Outro dos artigos que também está a vender muito bem é a cataplana. Aníbal, que aprendeu a ler aos 5 anos com o pai do governador do Banco de Portugal – a quem também deve o facto de ser benfiquista, pois os textos que lia eram as notícias sobre o Benfica no já extinto jornal O Primeiro de Janeiro -, adianta que, apesar dos muitos desafios que a empresa tem, o maior de todos é preparar a terceira geração: a filha está no marketing, o filho na gestão das operações, um sobrinho no departamento comercial e o outro na área ambiental.

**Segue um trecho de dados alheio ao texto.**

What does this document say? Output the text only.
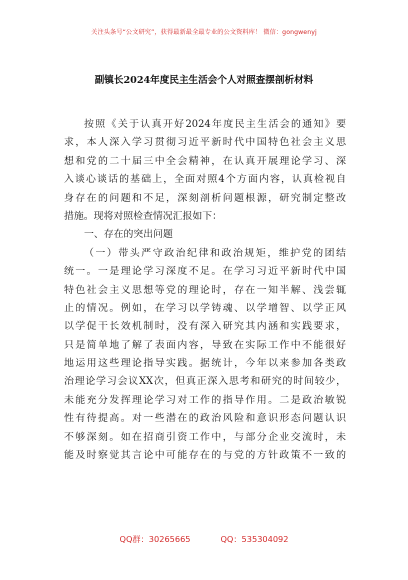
关注头条号“公文研究”，获得最新最全最专业的公文资料库！ 微信：gongwenyj
副镇长2024年度民主生活会个人对照查摆剖析材料
按照《关于认真开好2024年度民主生活会的通知》要
求，本人深入学习贯彻习近平新时代中国特色社会主义思
想和党的二十届三中全会精神，在认真开展理论学习、深
入谈心谈话的基础上，全面对照4个方面内容，认真检视自
身存在的问题和不足，深刻剖析问题根源，研究制定整改
措施。现将对照检查情况汇报如下：
一、存在的突出问题
（一）带头严守政治纪律和政治规矩，维护党的团结
统一。一是理论学习深度不足。在学习习近平新时代中国
特色社会主义思想等党的理论时，存在一知半解、浅尝辄
止的情况。例如，在学习以学铸魂、以学增智、以学正风
以学促干长效机制时，没有深入研究其内涵和实践要求，
只是简单地了解了表面内容，导致在实际工作中不能很好
地运用这些理论指导实践。据统计，今年以来参加各类政
治理论学习会议XX次，但真正深入思考和研究的时间较少，
未能充分发挥理论学习对工作的指导作用。二是政治敏锐
性有待提高。对一些潜在的政治风险和意识形态问题认识
不够深刻。如在招商引资工作中，与部分企业交流时，未
能及时察觉其言论中可能存在的与党的方针政策不一致的
QQ群：30265665	QQ：535304092
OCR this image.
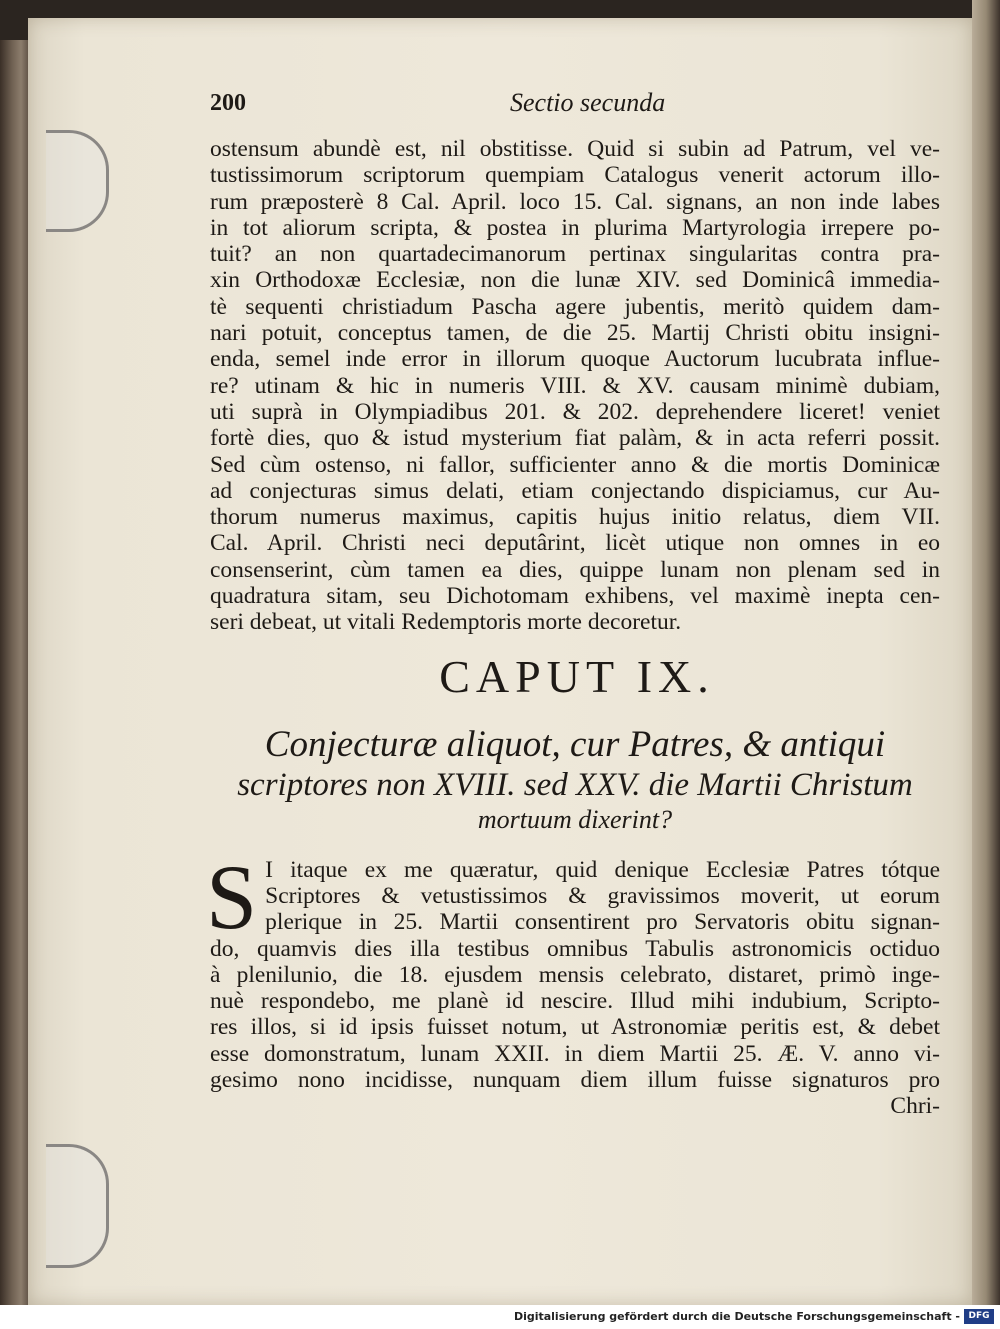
200	Sectio secunda

ostensum abundè est, nil obstitisse. Quid si subin ad Patrum, vel ve-
tustissimorum scriptorum quempiam Catalogus venerit actorum illo-
rum præposterè 8 Cal. April. loco 15. Cal. signans, an non inde labes
in tot aliorum scripta, & postea in plurima Martyrologia irrepere po-
tuit? an non quartadecimanorum pertinax singularitas contra pra-
xin Orthodoxæ Ecclesiæ, non die lunæ XIV. sed Dominicâ immedia-
tè sequenti christiadum Pascha agere jubentis, meritò quidem dam-
nari potuit, conceptus tamen, de die 25. Martij Christi obitu insigni-
enda, semel inde error in illorum quoque Auctorum lucubrata influe-
re? utinam & hic in numeris VIII. & XV. causam minimè dubiam,
uti suprà in Olympiadibus 201. & 202. deprehendere liceret! veniet
fortè dies, quo & istud mysterium fiat palàm, & in acta referri possit.
Sed cùm ostenso, ni fallor, sufficienter anno & die mortis Dominicæ
ad conjecturas simus delati, etiam conjectando dispiciamus, cur Au-
thorum numerus maximus, capitis hujus initio relatus, diem VII.
Cal. April. Christi neci deputârint, licèt utique non omnes in eo
consenserint, cùm tamen ea dies, quippe lunam non plenam sed in
quadratura sitam, seu Dichotomam exhibens, vel maximè inepta cen-
seri debeat, ut vitali Redemptoris morte decoretur.

CAPUT IX.
Conjecturæ aliquot, cur Patres, & antiqui
scriptores non XVIII. sed XXV. die Martii Christum
mortuum dixerint?
S I itaque ex me quæratur, quid denique Ecclesiæ Patres tótque
Scriptores & vetustissimos & gravissimos moverit, ut eorum
plerique in 25. Martii consentirent pro Servatoris obitu signan-
do, quamvis dies illa testibus omnibus Tabulis astronomicis octiduo
à plenilunio, die 18. ejusdem mensis celebrato, distaret, primò inge-
nuè respondebo, me planè id nescire. Illud mihi indubium, Scripto-
res illos, si id ipsis fuisset notum, ut Astronomiæ peritis est, & debet
esse domonstratum, lunam XXII. in diem Martii 25. Æ. V. anno vi-
gesimo nono incidisse, nunquam diem illum fuisse signaturos pro

Chri-
Digitalisierung gefördert durch die Deutsche Forschungsgemeinschaft - DFG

O engenheiro mecânico que divide a gestão da Silampos com a irmã Julieta, economista, diz que ambos foram preparados pelo pai. Dos muitos ensinamentos que retém destaca duas experiências muito importantes. Uma foi quando o seu pai comprou a empresa. “Pediu o dinheiro todo à banca, com juros de 20%, que depois estavam em 40% e, com isso, a dívida duplicou. O que fizemos foi pedir mais dinheiro à banca para aplicar o fundo térmico.”
Outra foi quando a empresa arriscou um investimento de mais de 1 milhão de contos (cerca de 5 milhões de euros), em mais tecnologia. Aníbal destaca ainda que a Silampos sempre tomou a decisão de fazer grandes investimentos durante períodos de crise.
“Chegamos à conclusão, sem ser cliché, que é nos momentos mais difíceis que surgem as grandes oportunidades”, diz.
E o futuro? “Todos os cenários estão em aberto. Gostava da continuidade familiar, mas também se há 10 anos me perguntassem se eu vendia a empresa de Inglaterra dizia que não”.